Au travers de Don Carlos, Verdi a voulu explorer 3 thèmes :

1. La solitude du pouvoir incarnée par Philippe II, Roi d’Espagne ( 5 ans plus tard -1872-, Moussorgski s’en souviendra avec Boris Godounov).
2. Le fanatisme et l’intolérance de la religion avec le Grand Inquisiteur.
3. L’amour contrarié de Don Carlos (fils du Roi) et d’Elisabeth (épouse du Roi) qui engendre la jalousie, la jalousie du Roi envers la Reine qu’il soupçonne d’avoir son fils pour amant et la jalousie de la Princesse Eboli (1e Dame d’honneur de la Reine) envers Don Carlos qu’elle soupçonne d’aimer la Reine.

Mais, dans cet opéra, le sujet principal est le pouvoir de l’Etat qui cède devant le pouvoir de l’Eglise, l’histoire d’amour passant au second plan et permettant simplement de provoquer les situations.

En choisissant Schiller, écrivain et dramaturge allemand et en confiant l’adaptation à ses deux librettistes Méry et Dulocle, Verdi a construit, à quelques détails près, une histoire tout à fait crédible, pas très lointaine d’une certaine réalité.

Charles-Quint apparait sous la forme d’un fantôme qui va hanter tout l’opéra un peu comme le Commandeur dans Don Giovanni de Mozart.

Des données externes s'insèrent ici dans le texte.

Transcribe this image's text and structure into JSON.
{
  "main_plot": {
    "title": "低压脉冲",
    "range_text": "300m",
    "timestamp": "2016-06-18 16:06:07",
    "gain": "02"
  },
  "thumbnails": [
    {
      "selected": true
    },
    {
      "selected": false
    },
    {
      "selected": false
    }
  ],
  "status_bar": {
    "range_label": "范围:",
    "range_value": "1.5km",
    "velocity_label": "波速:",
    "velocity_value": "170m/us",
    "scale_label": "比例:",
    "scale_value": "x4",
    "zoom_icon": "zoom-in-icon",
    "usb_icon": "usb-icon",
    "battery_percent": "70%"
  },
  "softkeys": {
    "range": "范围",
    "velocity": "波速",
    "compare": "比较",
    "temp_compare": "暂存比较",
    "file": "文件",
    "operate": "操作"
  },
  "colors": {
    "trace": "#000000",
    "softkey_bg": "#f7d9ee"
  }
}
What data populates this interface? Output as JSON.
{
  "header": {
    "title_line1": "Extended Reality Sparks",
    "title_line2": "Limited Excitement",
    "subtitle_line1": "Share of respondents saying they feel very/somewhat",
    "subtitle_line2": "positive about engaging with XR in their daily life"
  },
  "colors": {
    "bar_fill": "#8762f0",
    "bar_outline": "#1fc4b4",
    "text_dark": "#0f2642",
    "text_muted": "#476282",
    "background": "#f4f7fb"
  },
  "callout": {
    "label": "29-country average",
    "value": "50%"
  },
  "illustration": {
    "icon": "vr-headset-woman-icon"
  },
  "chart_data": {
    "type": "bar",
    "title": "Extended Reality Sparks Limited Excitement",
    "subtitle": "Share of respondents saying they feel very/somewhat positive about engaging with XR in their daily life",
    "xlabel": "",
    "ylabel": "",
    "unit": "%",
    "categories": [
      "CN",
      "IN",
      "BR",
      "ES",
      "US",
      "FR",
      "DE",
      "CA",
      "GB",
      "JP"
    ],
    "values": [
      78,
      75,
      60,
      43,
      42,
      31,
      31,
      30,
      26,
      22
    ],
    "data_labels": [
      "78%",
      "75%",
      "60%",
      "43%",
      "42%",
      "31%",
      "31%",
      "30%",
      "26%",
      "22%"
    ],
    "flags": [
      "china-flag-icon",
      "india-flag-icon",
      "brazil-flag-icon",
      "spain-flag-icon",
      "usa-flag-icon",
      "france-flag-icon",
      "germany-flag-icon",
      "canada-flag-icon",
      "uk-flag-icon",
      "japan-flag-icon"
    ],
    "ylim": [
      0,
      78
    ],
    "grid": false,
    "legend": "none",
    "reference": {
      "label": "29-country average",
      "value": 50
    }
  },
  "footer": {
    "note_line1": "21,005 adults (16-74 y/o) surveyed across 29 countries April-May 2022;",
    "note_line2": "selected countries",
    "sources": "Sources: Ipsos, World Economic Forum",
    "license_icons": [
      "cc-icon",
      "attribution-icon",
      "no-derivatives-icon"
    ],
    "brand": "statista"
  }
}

Phillipe II (similitude avec Boris Godounov) est la figure centrale de l’œuvre, à tel point que Verdi a songé à intituler son opéra : « Philippe II ou la solitude du pouvoir ». Il épouse la fiancée de son fils qu’il sacrifie sous les ordres du Grand Inquisiteur : « L’orgueil du Roi fléchit devant l’orgueil du prêtre. »

Elisabeth apparaît au 1e acte à Fontainebleau, chez elle, à la cour du Roi de France Henri II. Elle est souriante, gracieuse et ne rêve que de bonheur. Dès le 2e acte, en Espagne, mariée au Roi d’Espagne, elle ne ressent que désolation et souffrance. La nécessité politique l’a condamnée au mariage sans amour. Elle a épousé le père de Don Carlos, l’homme qu’elle aime en se sacrifiant, généreuse et noble, pour que cesse la guerre entre la France et l’Espagne.

Don Carlos emporté par l’amour et les illusions ne parvient pas à surmonter sa passion pour Elisabeth. Après la plénitude de la rencontre au 1e acte, il va passer par le désespoir, le déchirement et les adieux.

Rodrigue, Marquis de Posa cultive une amitié sans concession pour Don Carlos. Il est épris de vérité et de liberté. Il est audacieux. Il prend sur lui les fautes de Carlos ce qui souligne sa noblesse et son dévouement sans limite. Il meurt assassiné, victime d’un complot.

La Princesse Eboli, 1e Dame d’honneur d’Elisabeth et confidente, ancienne maîtresse de Philippe II, est amoureuse de Don Carlos pour lequel sa jalousie passionnée tourne à la rage. Elle est un personnage noir qui aime les combines, le déguisement et qui en viendra à maudire sa beauté.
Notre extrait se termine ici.